= Ady, Oregon =

Unincorporated community in Oregon, United States

Ady is an unincorporated historic locale in Klamath County, Oregon, United States.

==History==
Ady takes its name from Abel and Leona Ady who operated the freight/passenger transfer station at Teeter's Landing on the Klamath River south of Midland, Oregon between about 1906 and 1909.

In prior years, northbound freight and passengers bound for Klamath Falls and other eastern Oregon destinations left the Southern Pacific main line at Weed, California, using the McCloud Railway to transit the southern slopes of Mt. Shasta to Bartle, California. Bartle is some thirty miles east of the mountain and, at that time, the southern terminus of the Bartle Fast Freight Road used by Stage Coaches and Freight Wagons to reach Laird's Landing on the southwest shore of Lower Klamath Lake. (Residual traces of the riverboat turnaround at Laird's Landing can still be seen at 41 degrees 52 minutes 21.44 seconds North / 121 degrees 43 minutes 24.73 seconds West). From Laird's Landing, the steamboat Klamath, carried the passengers and freight on to Klamath Falls via the Lost River and various canals.

Then in 1906, the Weed Lumber Company laid twenty miles of rails from Weed to Grass Lake northwest of Mt. Shasta (this section has since been abandoned). Grass Lake then replaced Bartle as the favored transfer point where northbound travelers and freight changed from rail to overland stage.

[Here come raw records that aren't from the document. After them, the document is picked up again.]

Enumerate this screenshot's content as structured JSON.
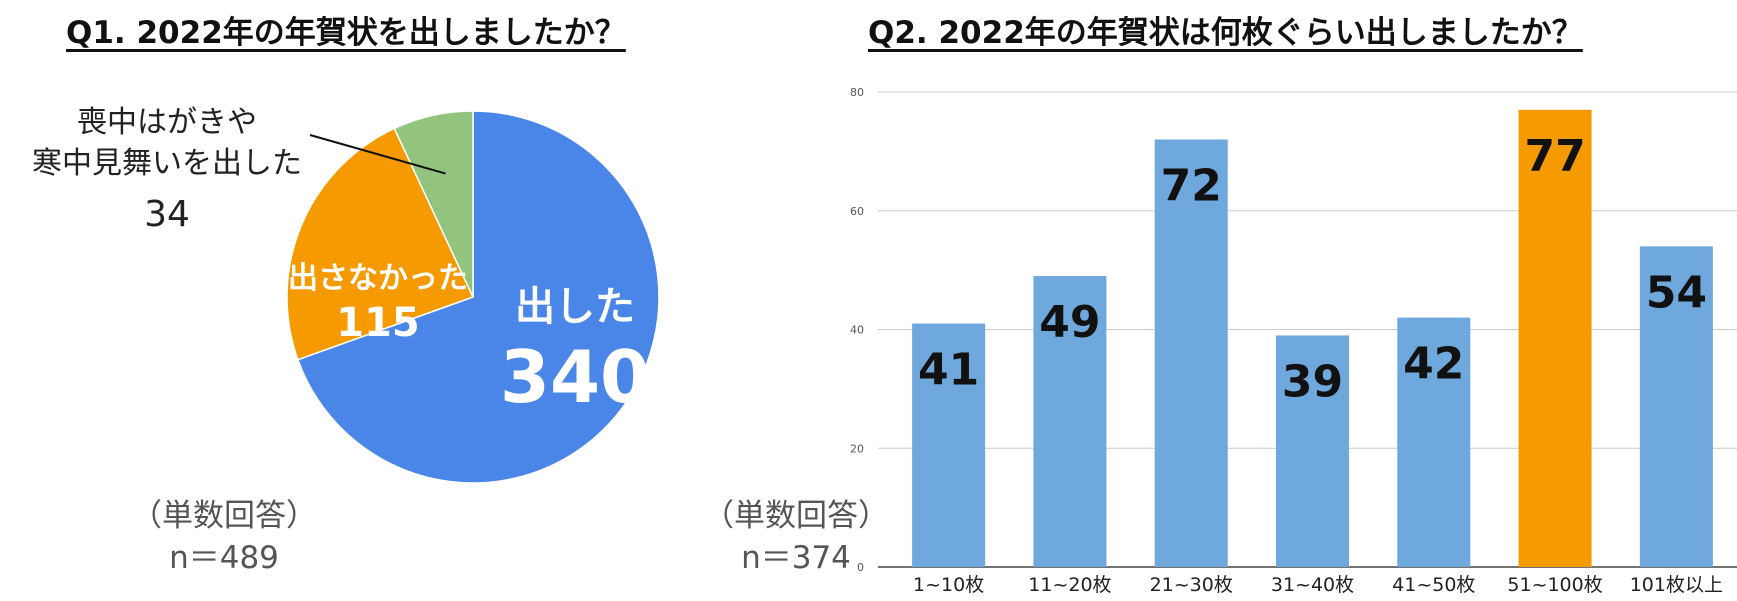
{
  "q1": {
    "title": "Q1. 2022年の年賀状を出しましたか？",
    "note_label": "（単数回答）",
    "n_label": "n＝489"
  },
  "q2": {
    "title": "Q2. 2022年の年賀状は何枚ぐらい出しましたか？",
    "note_label": "（単数回答）",
    "n_label": "n＝374"
  },
  "chart_data": [
    {
      "type": "pie",
      "slices": [
        {
          "label": "出した",
          "value": 340,
          "color": "#4a86e8"
        },
        {
          "label": "出さなかった",
          "value": 115,
          "color": "#f59a00"
        },
        {
          "label_lines": [
            "喪中はがきや",
            "寒中見舞いを出した"
          ],
          "value": 34,
          "color": "#93c47d"
        }
      ]
    },
    {
      "type": "bar",
      "categories": [
        "1~10枚",
        "11~20枚",
        "21~30枚",
        "31~40枚",
        "41~50枚",
        "51~100枚",
        "101枚以上"
      ],
      "values": [
        41,
        49,
        72,
        39,
        42,
        77,
        54
      ],
      "colors": [
        "#6fa8dc",
        "#6fa8dc",
        "#6fa8dc",
        "#6fa8dc",
        "#6fa8dc",
        "#f59a00",
        "#6fa8dc"
      ],
      "ylim": [
        0,
        80
      ],
      "yticks": [
        0,
        20,
        40,
        60,
        80
      ],
      "grid": true
    }
  ]
}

The new route ran forty miles north to Teeter's Landing on the Klamath River south of Midland where the riverboat Klamath was met for the remaining ten miles north along the Klamath River and into Lake Ewauna and Klamath Falls. By cutting sixty miles from the trip, this route replaced the McCloud Railroad/Bartle Fast Freight Road.

In 1909 the Southern Pacific railroad was continued from Grass Lake to Klamath Falls, thereby ending the utility of the Teeter's Landing transfer station. (The inaugural run of the railroad from Teeter's Landing to Klamath Falls occurred on May 1, 1909; Abel Ady and his six-year-old son Aard were passengers.) The laying down of rails for much of that section of roadbed was made possible by the draining of the intervening marshland which had been covered with tules and several feet of water prior to that time.

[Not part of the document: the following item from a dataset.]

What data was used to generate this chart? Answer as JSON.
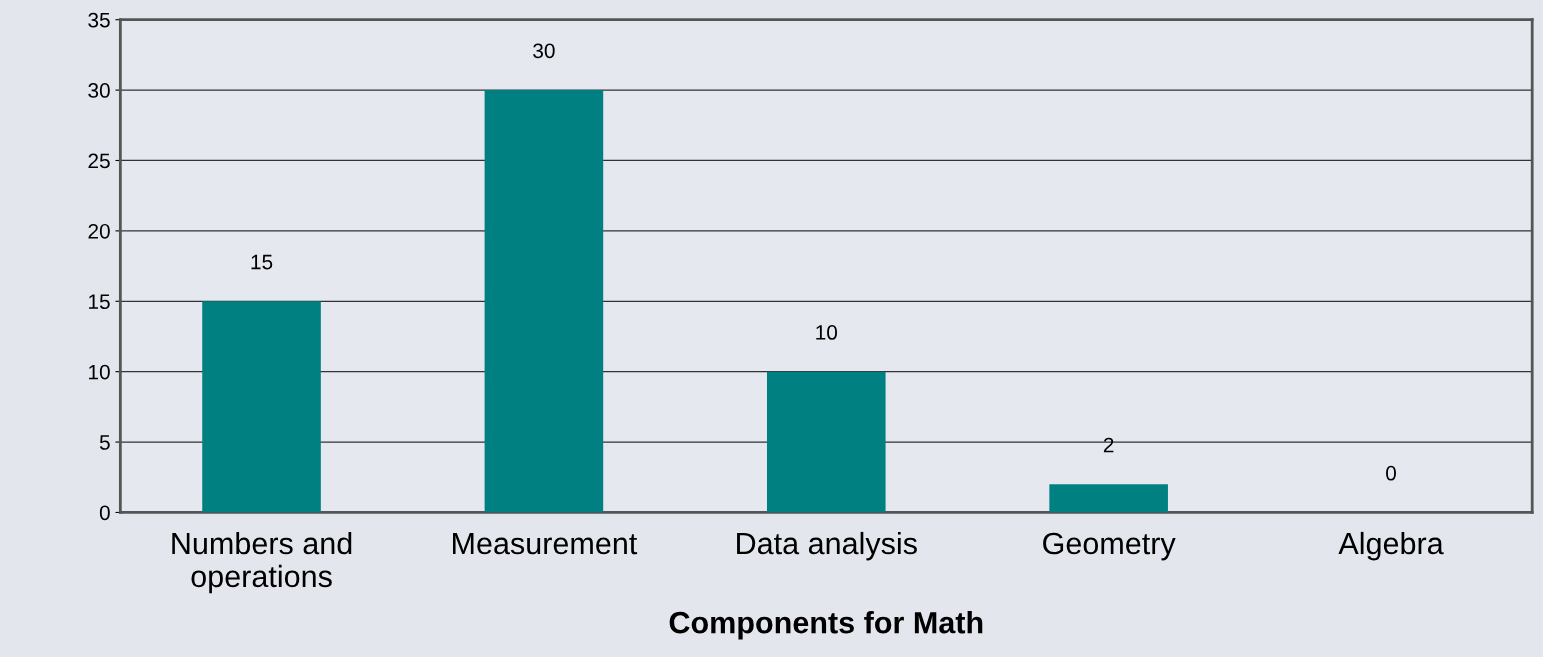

Abel and Leona Ady became aware of the opportunity arising at Teeter's Landing sometime prior to 1906 when they were both teachers in Stockton, California. They acquired the concession at Teeter's Landing and operated it until the completion of the rail line from Grass Valley to Klamath Falls. Abel surveyed most of the roadbed for that section of rail and it was largely through the efforts of local farmers causing the marshland to be drained that the rail line between Teeter's Landing and Klamath Falls became possible.

Abel Ady was a leader of and representative for the group that petitioned the U.S. Government to achieve the goal of draining the marshland. Indeed, to prove the feasibility of draining the marsh for farmland, Abel Ady provided for use as an experimental "farm" a section of marsh that he owned a short distance east of Teeter's Landing. Dikes were constructed between the ends of "Wild Horse Butte" and a second nearby butte and the marsh between them drained and converted to farmland.

===Ady nickname===

By the time that the rail line from Weed to Klamath Falls (passing near Teeter's Landing) was completed, the transfer station at Teeter's Landing had popularly become known as "Ady". The railroad used the dike closing the east end of the buttes as a portion of the roadbed and since the east end of Wild Horse Butte was closest to Teeters Landing, the "whistle stop" for Ady was established there. The present day Ady canal takes its name from the same source.